Reflecting on the school year in June is tough and oftentimes unproductive. The culmination of all year long initiatives, fundraising efforts, state exams, and relationships built with students over ten months usually leaves me feeling tossed about. Only after a proper rest and reset can I look back and think about what happened and how I’m going to move forward. That moment came unexpectedly this morning in between weeklong literacy institutes and in the midst of impending budget issues as well as major teacher review decisions to be made at school.
My major reflection points? My fifth year was a solid one. I took on the role of Lead Teacher, a UFT-appointed position which is half coach and half teacher. When a leader of the program interviewed me and asked me to reflect on my year, I said that the position is precisely what I’d like to do in the school. In spite of a challenging first year working more directly with teachers, it’s a position where real change in the school community can be affected while still giving me the time and space to teach eighth graders/wicked awesome students.
In part because of the new coaching roles, I feel that our school made important progress this school year. From my perspective, there was a shift in staff culture to include the desire to improve as professionals. While some teachers are apprehensive of engaging in the work (especially veterans whose satisfactory ratings for many years have declared that they have been doing a good job already), by the end of the year the majority of the staff saw that newly established coaching positions as resources, even if there was work to do in making the positions, mine included, more effective.
We also adopted a backbone literacy program in the Teachers College Reading and Writing Project (TCRWP) for our middle school grades to follow and learn. While critics say that it’s overly prescriptive, advocates say the opposite, explaining that the methods allow for a lot of flexibility, especially in content- the thing that most teachers are so adamant in selecting.

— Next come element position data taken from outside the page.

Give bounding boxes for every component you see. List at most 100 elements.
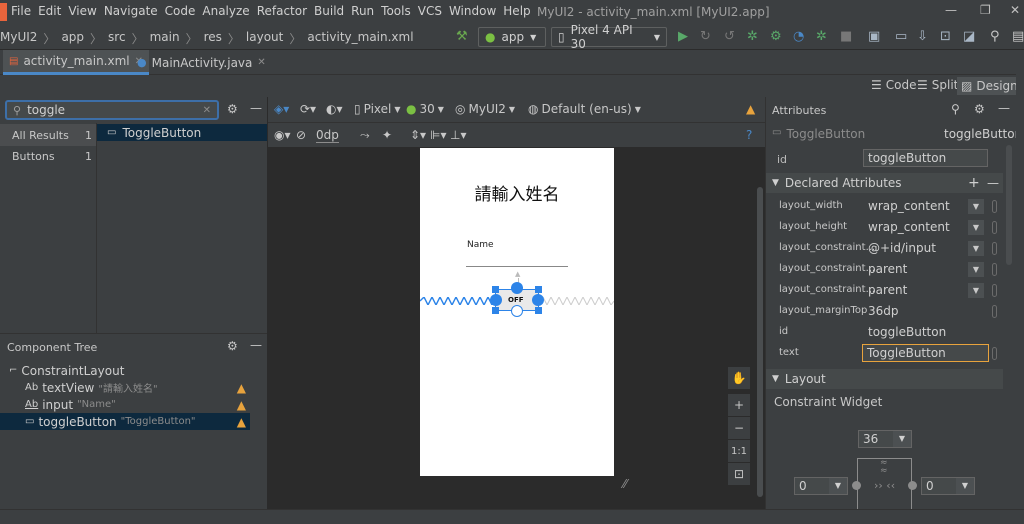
breadcrumb-item[interactable]: res — [204, 30, 222, 47]
menu-navigate[interactable]: Navigate — [104, 4, 163, 18]
menu-tools[interactable]: Tools — [381, 4, 416, 18]
attribute-row[interactable]: layout_constraint... parent ▼ — [766, 259, 1003, 280]
preview-title-text[interactable]: 請輸入姓名 — [420, 180, 614, 205]
infer-constraints-icon[interactable]: ✦ — [382, 128, 392, 142]
preview-name-hint[interactable]: Name — [467, 240, 494, 250]
zoom-in-button[interactable]: + — [728, 394, 750, 416]
attribute-value[interactable]: @+id/input — [868, 241, 936, 255]
id-field[interactable]: toggleButton — [863, 149, 988, 167]
avd-manager-icon[interactable]: ▭ — [895, 29, 907, 44]
breadcrumb-item[interactable]: MyUI2 — [0, 30, 37, 47]
resize-handle[interactable] — [535, 286, 542, 293]
sdk-manager-icon[interactable]: ⇩ — [917, 29, 928, 44]
warning-icon[interactable]: ▲ — [237, 415, 246, 429]
zoom-out-button[interactable]: − — [728, 417, 750, 439]
margin-top-dropdown[interactable]: 36 ▼ — [858, 430, 912, 448]
remove-attribute-icon[interactable]: — — [987, 176, 999, 190]
clear-search-icon[interactable]: ✕ — [203, 105, 211, 116]
gear-icon[interactable]: ⚙ — [974, 102, 985, 116]
breadcrumb-item[interactable]: src — [108, 30, 126, 47]
orientation-icon[interactable]: ⟳▾ — [300, 102, 316, 116]
menu-run[interactable]: Run — [351, 4, 379, 18]
resource-picker[interactable] — [992, 221, 997, 234]
attribute-value[interactable]: wrap_content — [868, 199, 950, 213]
hide-panel-icon[interactable]: — — [998, 101, 1010, 115]
menu-vcs[interactable]: VCS — [418, 4, 447, 18]
attribute-row[interactable]: layout_height wrap_content ▼ — [766, 217, 1003, 238]
attribute-row[interactable]: layout_constraint... parent ▼ — [766, 280, 1003, 301]
locale-dropdown[interactable]: ◍ Default (en-us) ▼ — [528, 102, 641, 116]
restore-icon[interactable]: ❐ — [980, 3, 991, 17]
default-margin-button[interactable]: 0dp — [316, 128, 339, 143]
warning-icon[interactable]: ▲ — [237, 398, 246, 412]
resource-picker[interactable] — [992, 305, 997, 318]
right-anchor[interactable] — [532, 294, 544, 306]
pan-hand-icon[interactable]: ✋ — [728, 367, 750, 389]
pack-icon[interactable]: ⇕▾ — [410, 128, 426, 142]
layout-inspector-icon[interactable]: ⊡ — [940, 29, 951, 44]
guidelines-icon[interactable]: ⊥▾ — [450, 128, 466, 142]
device-dropdown[interactable]: ▯ Pixel ▼ — [354, 102, 401, 116]
apply-code-icon[interactable]: ↺ — [724, 29, 735, 44]
help-icon[interactable]: ? — [746, 128, 752, 142]
search-icon[interactable]: ⚲ — [951, 102, 960, 116]
code-mode-button[interactable]: ☰ Code — [871, 78, 917, 92]
search-everywhere-icon[interactable]: ⚲ — [990, 29, 1000, 44]
split-mode-button[interactable]: ☰ Split — [917, 78, 958, 92]
chevron-down-icon[interactable]: ▼ — [968, 241, 984, 256]
gear-icon[interactable]: ▤ — [1012, 29, 1024, 44]
attribute-row[interactable]: layout_marginTop 36dp — [766, 301, 1003, 322]
chevron-down-icon[interactable]: ▼ — [968, 220, 984, 235]
attribute-row[interactable]: id toggleButton — [766, 322, 1003, 343]
design-mode-button[interactable]: ▨ Design — [957, 77, 1022, 95]
api-level-dropdown[interactable]: ● 30 ▼ — [406, 102, 444, 116]
resource-picker[interactable] — [992, 347, 997, 360]
design-surface-icon[interactable]: ◈▾ — [274, 102, 289, 116]
resource-picker[interactable] — [992, 284, 997, 297]
menu-edit[interactable]: Edit — [38, 4, 66, 18]
attribute-row[interactable]: layout_width wrap_content ▼ — [766, 196, 1003, 217]
menu-help[interactable]: Help — [503, 4, 535, 18]
top-anchor[interactable] — [511, 282, 523, 294]
palette-item-togglebutton[interactable]: ▭ ToggleButton — [97, 124, 267, 141]
menu-refactor[interactable]: Refactor — [257, 4, 312, 18]
palette-search[interactable]: ⚲ ✕ — [5, 100, 219, 120]
tab-main-activity[interactable]: ● MainActivity.java ✕ — [131, 50, 272, 75]
warning-icon[interactable]: ▲ — [237, 381, 246, 395]
resource-picker[interactable] — [992, 242, 997, 255]
run-icon[interactable]: ▶ — [678, 29, 688, 44]
hide-panel-icon[interactable]: — — [250, 338, 262, 352]
resize-handle[interactable] — [492, 286, 499, 293]
resize-handle[interactable] — [535, 307, 542, 314]
text-field[interactable]: ToggleButton — [862, 344, 989, 362]
menu-file[interactable]: File — [11, 4, 36, 18]
theme-dropdown[interactable]: ◎ MyUI2 ▼ — [455, 102, 515, 116]
menu-window[interactable]: Window — [449, 4, 501, 18]
tree-node-togglebutton[interactable]: ▭ toggleButton "ToggleButton" ▲ — [0, 413, 250, 430]
close-icon[interactable]: ✕ — [1010, 3, 1020, 17]
profile-icon[interactable]: ⚙ — [770, 29, 782, 44]
resize-handle[interactable] — [492, 307, 499, 314]
margin-left-dropdown[interactable]: 0 ▼ — [794, 477, 848, 495]
layout-section-header[interactable]: ▼ Layout — [766, 369, 1003, 389]
tree-node-constraintlayout[interactable]: ⌐ ConstraintLayout — [0, 362, 250, 379]
design-canvas[interactable]: 請輸入姓名 Name ▲ OFF ⁄⁄ ✋ + − 1:1 ⊡ — [268, 147, 763, 509]
add-attribute-icon[interactable]: + — [968, 175, 980, 191]
project-structure-icon[interactable]: ◪ — [963, 29, 975, 44]
breadcrumb-item[interactable]: layout — [246, 30, 283, 47]
attach-debugger-icon[interactable]: ✲ — [816, 29, 827, 44]
resource-picker[interactable] — [992, 263, 997, 276]
vertical-scrollbar[interactable] — [757, 187, 763, 497]
tree-node-textview[interactable]: Ab textView "請輸入姓名" ▲ — [0, 379, 250, 396]
clear-constraints-icon[interactable]: ⤳ — [360, 128, 370, 143]
show-view-options-icon[interactable]: ◉▾ — [274, 128, 291, 142]
tab-activity-main[interactable]: ▤ activity_main.xml ✕ — [3, 50, 149, 75]
chevron-down-icon[interactable]: ▼ — [968, 283, 984, 298]
minimize-icon[interactable]: — — [945, 3, 957, 17]
attribute-row-text[interactable]: text ToggleButton — [766, 343, 1003, 364]
hammer-icon[interactable]: ⚒ — [456, 29, 468, 44]
night-mode-icon[interactable]: ◐▾ — [326, 102, 343, 116]
menu-code[interactable]: Code — [165, 4, 201, 18]
menu-analyze[interactable]: Analyze — [202, 4, 254, 18]
device-selector[interactable]: ▯ Pixel 4 API 30 ▼ — [551, 23, 667, 51]
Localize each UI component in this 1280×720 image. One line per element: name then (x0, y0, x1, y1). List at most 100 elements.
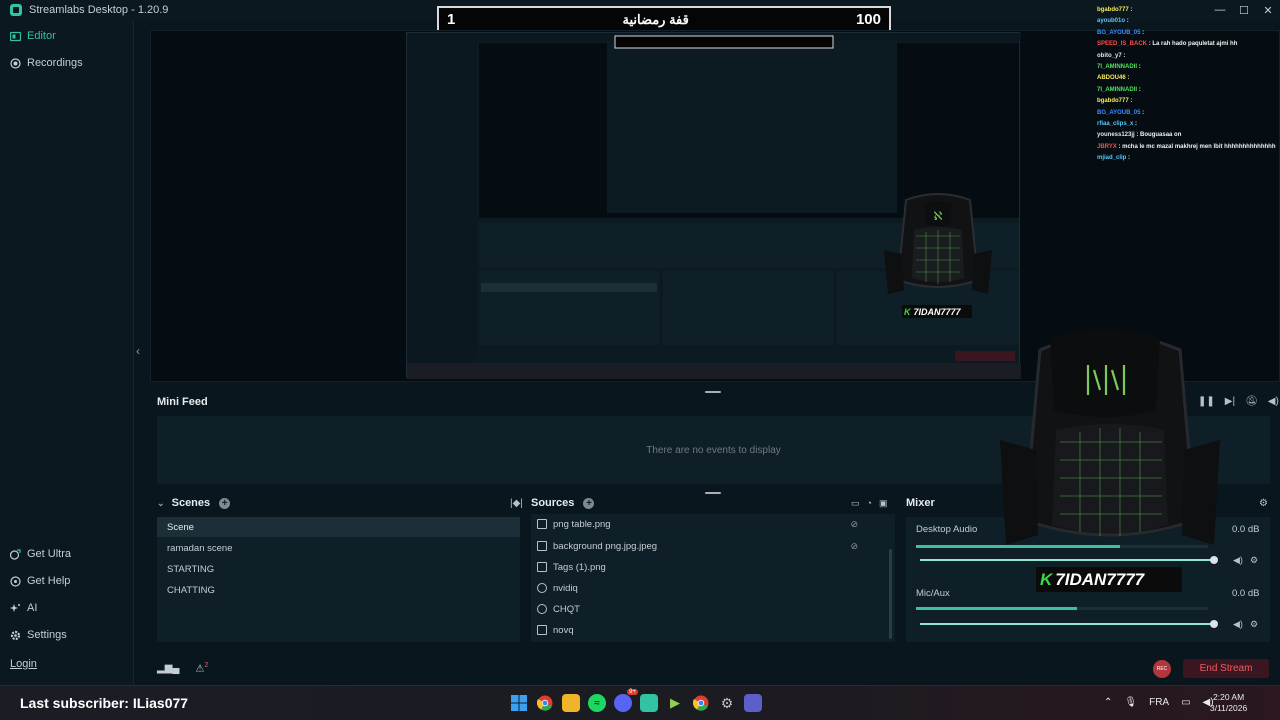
image-icon (537, 541, 547, 551)
sidebar-item-editor[interactable]: Editor (10, 30, 56, 42)
chrome-icon-2[interactable] (692, 694, 710, 712)
source-name: novq (553, 624, 574, 636)
resize-handle[interactable] (705, 492, 721, 494)
chevron-down-icon[interactable]: ⌄ (157, 498, 165, 508)
list-item[interactable]: CHATTING (157, 580, 520, 600)
mixer-settings-gear-icon[interactable]: ⚙ (1259, 498, 1268, 509)
source-name: png table.png (553, 518, 611, 530)
chevron-up-icon[interactable]: ⌃ (1104, 697, 1112, 708)
image-icon (537, 519, 547, 529)
end-stream-button[interactable]: End Stream (1183, 659, 1269, 678)
source-layout-icon[interactable]: ▭ (851, 498, 860, 509)
chat-text: : (1126, 18, 1129, 25)
chat-username: 7I_AMINNADII (1097, 64, 1138, 71)
volume-meter (916, 607, 1208, 610)
chat-message: obito_y7 : (1097, 51, 1280, 62)
list-item[interactable]: novq (531, 620, 888, 640)
list-item[interactable]: Tags (1).png (531, 557, 888, 577)
play-icon[interactable]: ▶ (666, 694, 684, 712)
sidebar-item-get-ultra[interactable]: Get Ultra (10, 548, 71, 560)
window-title: Streamlabs Desktop - 1.20.9 (29, 4, 169, 16)
chat-message: JBRYX : mcha le mc mazal makhrej men lbi… (1097, 142, 1280, 153)
sidebar-item-ai[interactable]: AI (10, 602, 37, 614)
volume-slider[interactable] (920, 623, 1214, 625)
spotify-icon[interactable]: ≈ (588, 694, 606, 712)
sidebar-item-recordings[interactable]: Recordings (10, 57, 83, 69)
browser-source-icon (537, 604, 547, 614)
add-source-button[interactable]: + (583, 497, 595, 509)
settings-icon[interactable]: ⚙ (718, 694, 736, 712)
record-button[interactable]: REC (1153, 660, 1171, 678)
list-item[interactable]: CHQT (531, 599, 888, 619)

Adopting this core piece of curriculum was one step in paring down the many, many initiatives we have working at our school to a few select, guiding programs and principles. I hope to help identify more this year to cut, in the process identifying which initiatives will help us to define the work we do as a community.
This is one added feature of the lead teacher role I've assumed- I get to take some administrator action without dealing with much of the time-sucking nonsense that comes along with that role. The TC work is an example of how I was able to take a new initiative to my grade-level team, get their approval, and help them implement it. Having the maneuverability to bring things to the team, and when necessary remove them, is an incredible benefit to the work. For instance, we implemented a separate writing workshop class last spring, felt it could be absorbed by my history class this year, and changed the way we're doing business.
In my classroom in particular, and in part because of the TCRWP writing workshop piece, my writing instruction began to improve last year. In college I took a mediocre course entitled “Reading in the Content Area,” likely under the assumption that as high level readers, collegiate types would need strategies for varied reading levels to effectively teach students how to improve their reading skills. Why the architects of the program didn’t feel the same about writing is beyond me. The literacy piece is something I intend work hard on to understand better, even after five years of grappling with it.
Moving forward this year, I intend to continue much of the work I’ve helped to pull together on my grade level team over the past five years. One of my biggest “frienemys” at work likes to point out how many initiatives I’ve taken part in over the years. I tend to counter with a list that I’ve let go and recite a small list of the things I’ve kept. Those things as well as the various curriculum changes, team cohesion efforts, and improvement in my coaching are things I’ll be working on as the year approaches. While the Midwest is already back in session, we have a lot of work to do before Labor Day rolls around!